Let's start in Chicago, where none other than Mayor Daley, the tree-hugger himself, has spearheaded the city's Green Alley Initiative, which aims to replace impervious, paved alleys with porous paving material across the metropolis. This ingenious approach cuts down on runoff and allows for more natural absorption into the ground, which in turn allows for natural cleaning of the drained water to someday make its way back into Lake Michigan, the repository of Chicago's water system. The city has also set up an expedited permitting process for builders willing to undertake green building techniques. As one pundit notes, "Recycling programs are all well and good, but the things that really move public policy and the industry are things like taxes and the building code." How right Martin C. Pedersen, the executive editor of Metropolis magazine, is. Unlock the power of municipal regulation, and who knows what could be accomplished.
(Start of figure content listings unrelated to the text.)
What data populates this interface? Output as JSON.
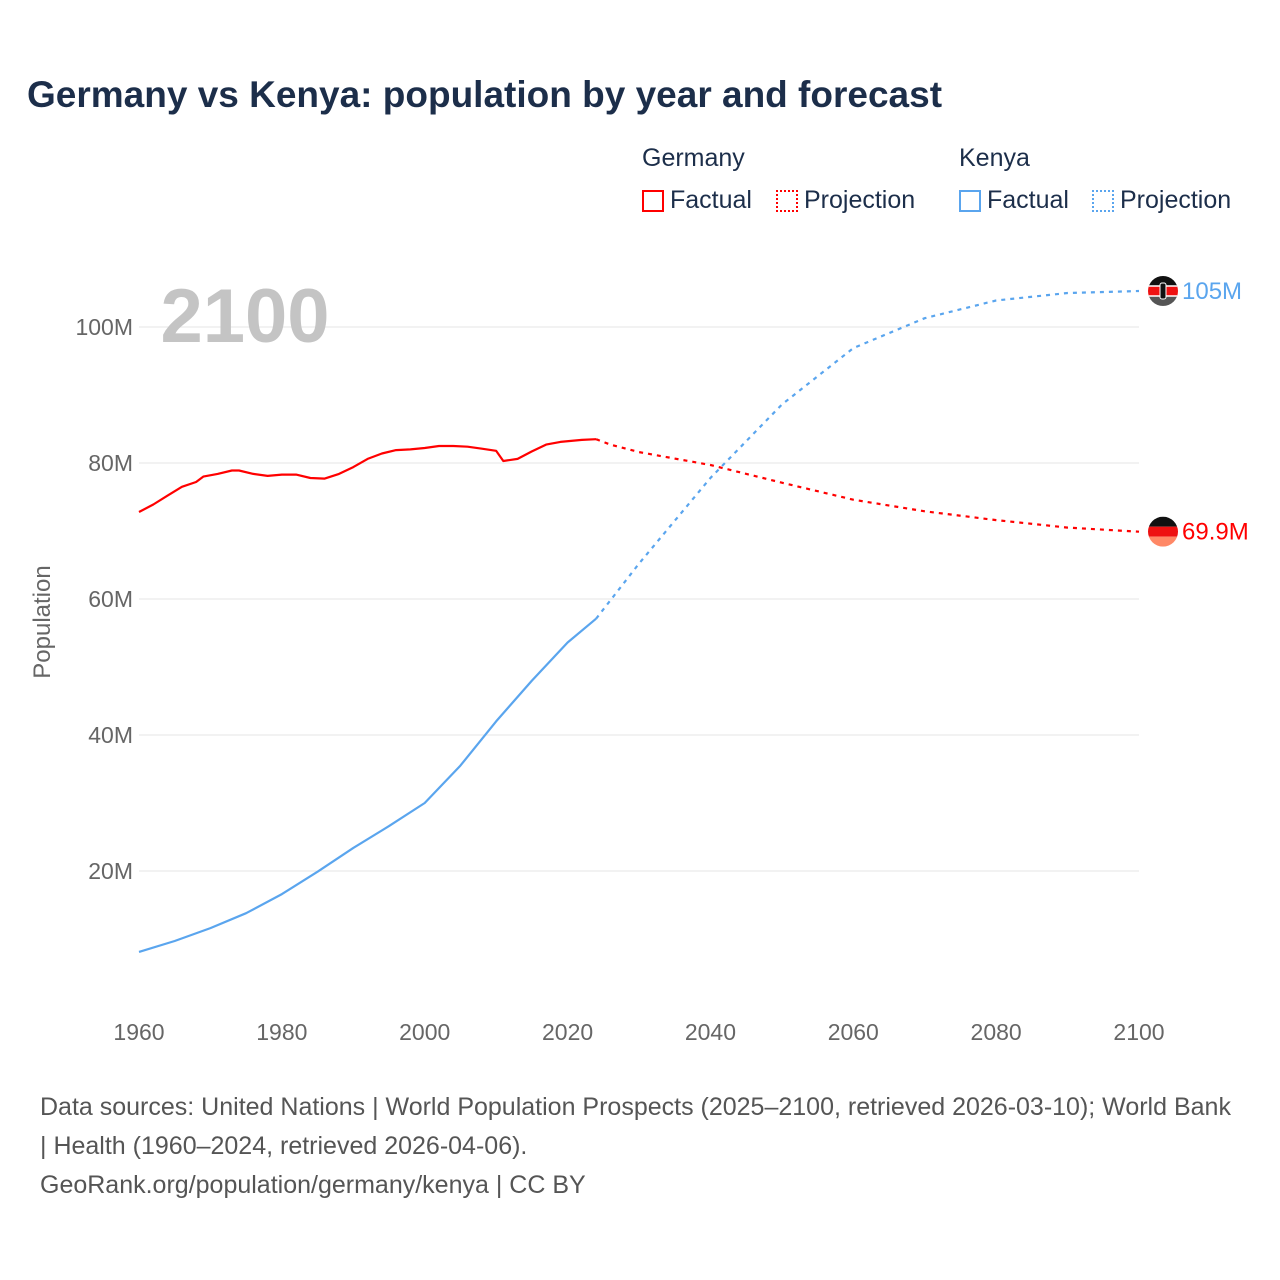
{
  "title": "Germany vs Kenya: population by year and forecast",
  "legend": {
    "groups": [
      {
        "name": "Germany",
        "items": [
          "Factual",
          "Projection"
        ],
        "color": "#ff0000"
      },
      {
        "name": "Kenya",
        "items": [
          "Factual",
          "Projection"
        ],
        "color": "#5aa5ee"
      }
    ]
  },
  "year_label": "2100",
  "footer": {
    "line1": "Data sources: United Nations | World Population Prospects (2025–2100, retrieved 2026-03-10); World Bank | Health (1960–2024, retrieved 2026-04-06).",
    "line2": "GeoRank.org/population/germany/kenya | CC BY"
  },
  "chart_data": {
    "type": "line",
    "title": "Germany vs Kenya: population by year and forecast",
    "xlabel": "",
    "ylabel": "Population",
    "xlim": [
      1960,
      2100
    ],
    "ylim": [
      0,
      110
    ],
    "yunit": "M",
    "x_ticks": [
      "1960",
      "1980",
      "2000",
      "2020",
      "2040",
      "2060",
      "2080",
      "2100"
    ],
    "y_ticks": [
      "20M",
      "40M",
      "60M",
      "80M",
      "100M"
    ],
    "grid": true,
    "legend_position": "top-right",
    "series": [
      {
        "name": "Germany Factual",
        "color": "#ff0000",
        "dash": false,
        "points": [
          [
            1960,
            72.8
          ],
          [
            1962,
            73.9
          ],
          [
            1964,
            75.2
          ],
          [
            1966,
            76.5
          ],
          [
            1968,
            77.2
          ],
          [
            1969,
            78.0
          ],
          [
            1971,
            78.4
          ],
          [
            1973,
            78.9
          ],
          [
            1974,
            78.9
          ],
          [
            1976,
            78.4
          ],
          [
            1978,
            78.1
          ],
          [
            1980,
            78.3
          ],
          [
            1982,
            78.3
          ],
          [
            1984,
            77.8
          ],
          [
            1986,
            77.7
          ],
          [
            1988,
            78.4
          ],
          [
            1990,
            79.4
          ],
          [
            1992,
            80.6
          ],
          [
            1994,
            81.4
          ],
          [
            1996,
            81.9
          ],
          [
            1998,
            82.0
          ],
          [
            2000,
            82.2
          ],
          [
            2002,
            82.5
          ],
          [
            2004,
            82.5
          ],
          [
            2006,
            82.4
          ],
          [
            2008,
            82.1
          ],
          [
            2010,
            81.8
          ],
          [
            2011,
            80.3
          ],
          [
            2013,
            80.6
          ],
          [
            2015,
            81.7
          ],
          [
            2017,
            82.7
          ],
          [
            2019,
            83.1
          ],
          [
            2022,
            83.4
          ],
          [
            2024,
            83.5
          ]
        ]
      },
      {
        "name": "Germany Projection",
        "color": "#ff0000",
        "dash": true,
        "points": [
          [
            2024,
            83.5
          ],
          [
            2026,
            82.7
          ],
          [
            2030,
            81.6
          ],
          [
            2040,
            79.7
          ],
          [
            2050,
            77.1
          ],
          [
            2060,
            74.6
          ],
          [
            2070,
            72.9
          ],
          [
            2080,
            71.6
          ],
          [
            2090,
            70.5
          ],
          [
            2100,
            69.9
          ]
        ]
      },
      {
        "name": "Kenya Factual",
        "color": "#5aa5ee",
        "dash": false,
        "points": [
          [
            1960,
            8.1
          ],
          [
            1965,
            9.7
          ],
          [
            1970,
            11.6
          ],
          [
            1975,
            13.8
          ],
          [
            1980,
            16.6
          ],
          [
            1985,
            19.9
          ],
          [
            1990,
            23.4
          ],
          [
            1995,
            26.6
          ],
          [
            2000,
            30.0
          ],
          [
            2005,
            35.5
          ],
          [
            2010,
            42.0
          ],
          [
            2015,
            48.0
          ],
          [
            2020,
            53.6
          ],
          [
            2024,
            57.1
          ]
        ]
      },
      {
        "name": "Kenya Projection",
        "color": "#5aa5ee",
        "dash": true,
        "points": [
          [
            2024,
            57.1
          ],
          [
            2030,
            65.2
          ],
          [
            2040,
            77.8
          ],
          [
            2050,
            88.6
          ],
          [
            2060,
            96.9
          ],
          [
            2070,
            101.3
          ],
          [
            2080,
            103.9
          ],
          [
            2090,
            105.0
          ],
          [
            2100,
            105.3
          ]
        ]
      }
    ],
    "end_labels": [
      {
        "series": "Kenya",
        "year": 2100,
        "value": 105.3,
        "label": "105M",
        "color": "#5aa5ee"
      },
      {
        "series": "Germany",
        "year": 2100,
        "value": 69.9,
        "label": "69.9M",
        "color": "#ff0000"
      }
    ]
  }
}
How about in Denver, Colorado, where recent zoning amendments have fostered the rehabilitation of the Capitol Hill neighborhood, bisected by its main drag, Colfax Avenue. Once an open drug market, other more desirable types of activities and residents have moved into the area, creating an eclectic, electric part of the city. Specifically, the city has encouraged street-level retail, and the retention of residential units on the upper floors of buildings. In a plan that would no doubt warm the heart of the Jane Jacobs fans out there, the neighborhood enjoys a lively, active streetscape. In addition, crime has seen a significant decrease - down 40 percent since 2005. Give a little, and let, as one denizen noted, "Colfax be Colfax."
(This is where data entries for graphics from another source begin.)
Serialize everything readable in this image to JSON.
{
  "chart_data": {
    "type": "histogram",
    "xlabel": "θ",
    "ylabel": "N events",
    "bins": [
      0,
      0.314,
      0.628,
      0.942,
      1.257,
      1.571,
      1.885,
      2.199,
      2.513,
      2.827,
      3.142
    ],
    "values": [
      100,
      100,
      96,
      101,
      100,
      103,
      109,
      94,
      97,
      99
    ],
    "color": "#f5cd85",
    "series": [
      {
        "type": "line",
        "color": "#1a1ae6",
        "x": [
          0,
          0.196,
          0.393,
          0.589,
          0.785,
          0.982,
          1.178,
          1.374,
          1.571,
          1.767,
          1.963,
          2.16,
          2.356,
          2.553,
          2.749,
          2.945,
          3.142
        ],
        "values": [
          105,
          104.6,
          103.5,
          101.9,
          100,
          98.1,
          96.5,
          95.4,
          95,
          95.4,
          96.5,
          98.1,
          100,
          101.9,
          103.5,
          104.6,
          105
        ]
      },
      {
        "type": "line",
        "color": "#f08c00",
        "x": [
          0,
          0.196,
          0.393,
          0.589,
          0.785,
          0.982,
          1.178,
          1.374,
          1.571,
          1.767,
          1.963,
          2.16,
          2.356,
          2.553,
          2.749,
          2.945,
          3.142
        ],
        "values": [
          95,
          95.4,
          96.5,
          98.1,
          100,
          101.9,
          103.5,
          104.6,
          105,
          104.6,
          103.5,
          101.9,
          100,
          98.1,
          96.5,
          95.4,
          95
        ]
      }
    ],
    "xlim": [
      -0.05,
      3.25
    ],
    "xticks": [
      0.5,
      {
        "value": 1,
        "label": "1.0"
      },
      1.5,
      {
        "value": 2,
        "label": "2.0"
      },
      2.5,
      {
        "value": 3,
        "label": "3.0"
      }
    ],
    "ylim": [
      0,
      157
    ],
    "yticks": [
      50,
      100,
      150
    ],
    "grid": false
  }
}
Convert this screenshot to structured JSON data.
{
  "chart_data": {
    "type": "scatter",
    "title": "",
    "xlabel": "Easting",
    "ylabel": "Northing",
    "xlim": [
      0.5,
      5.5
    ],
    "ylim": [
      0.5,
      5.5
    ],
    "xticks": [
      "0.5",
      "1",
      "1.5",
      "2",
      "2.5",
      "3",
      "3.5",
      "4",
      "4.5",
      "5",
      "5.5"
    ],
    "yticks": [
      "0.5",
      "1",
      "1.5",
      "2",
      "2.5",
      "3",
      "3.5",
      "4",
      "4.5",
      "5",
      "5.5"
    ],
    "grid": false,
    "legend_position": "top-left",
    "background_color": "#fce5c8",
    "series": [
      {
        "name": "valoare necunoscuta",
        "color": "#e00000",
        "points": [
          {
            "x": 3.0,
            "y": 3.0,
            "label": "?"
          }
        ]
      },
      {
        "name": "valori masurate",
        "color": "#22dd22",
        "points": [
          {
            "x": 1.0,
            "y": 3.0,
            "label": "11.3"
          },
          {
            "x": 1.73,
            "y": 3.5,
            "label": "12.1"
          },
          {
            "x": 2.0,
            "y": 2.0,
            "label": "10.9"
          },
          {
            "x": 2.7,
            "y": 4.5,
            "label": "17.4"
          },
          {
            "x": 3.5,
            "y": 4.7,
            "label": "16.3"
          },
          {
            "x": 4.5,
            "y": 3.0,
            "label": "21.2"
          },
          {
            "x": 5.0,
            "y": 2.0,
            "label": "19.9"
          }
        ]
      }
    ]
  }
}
And what about Toronto, Canada, where zoning changes have allowed for the sprouting of Peace Village, a subdivision in suburban Vaughan, north of the main city. Like the Hasidic Jewish communities of Rockland County, New York, and Ave Maria, a community centered around a Roman Catholic Church near Naples, Florida, Peace Village is faith-based -- centered around the Ahmadiyya Muslim faith. The mosque had been built in 1992, but the area surrounding it was zoned agricultural. In 1994, the zoning was changed to residential, and the place took off with the construction of homes on an adjacent plot. The developer worked with the mosque to cater the homes towards members of the Muslim sect, which attempts to unite religious doctrine with modern reality. Word of mouth was sufficient to sell out the initial stock of homes. Although seen by some in Toronto as an attempt to distance the community from mainstream society, the man who foresaw the potential of Peace Village notes that it simply allows for members of his faith to pray with their iman more regularly. Besides, many of the residents commute elsewhere for work. Either way, the benefits to the people who have chosen to live in Peace Village are clear. All, or at least, a portion of the tide was turned with the aid of a rezoning.
The power of zoning and other municipal regulations -- their ability to give and take away -- is omnipresent. They can stimulate many good things, with just a little forethought. There was a reason the Progressives of the early 20th century took up the cause of zoning. Sure, much of their philosophy was misguided elitism. But as the concept has evolved over the course of a century, the true benefits can be seen. The only question is whether this will become the rule, or remain the exception.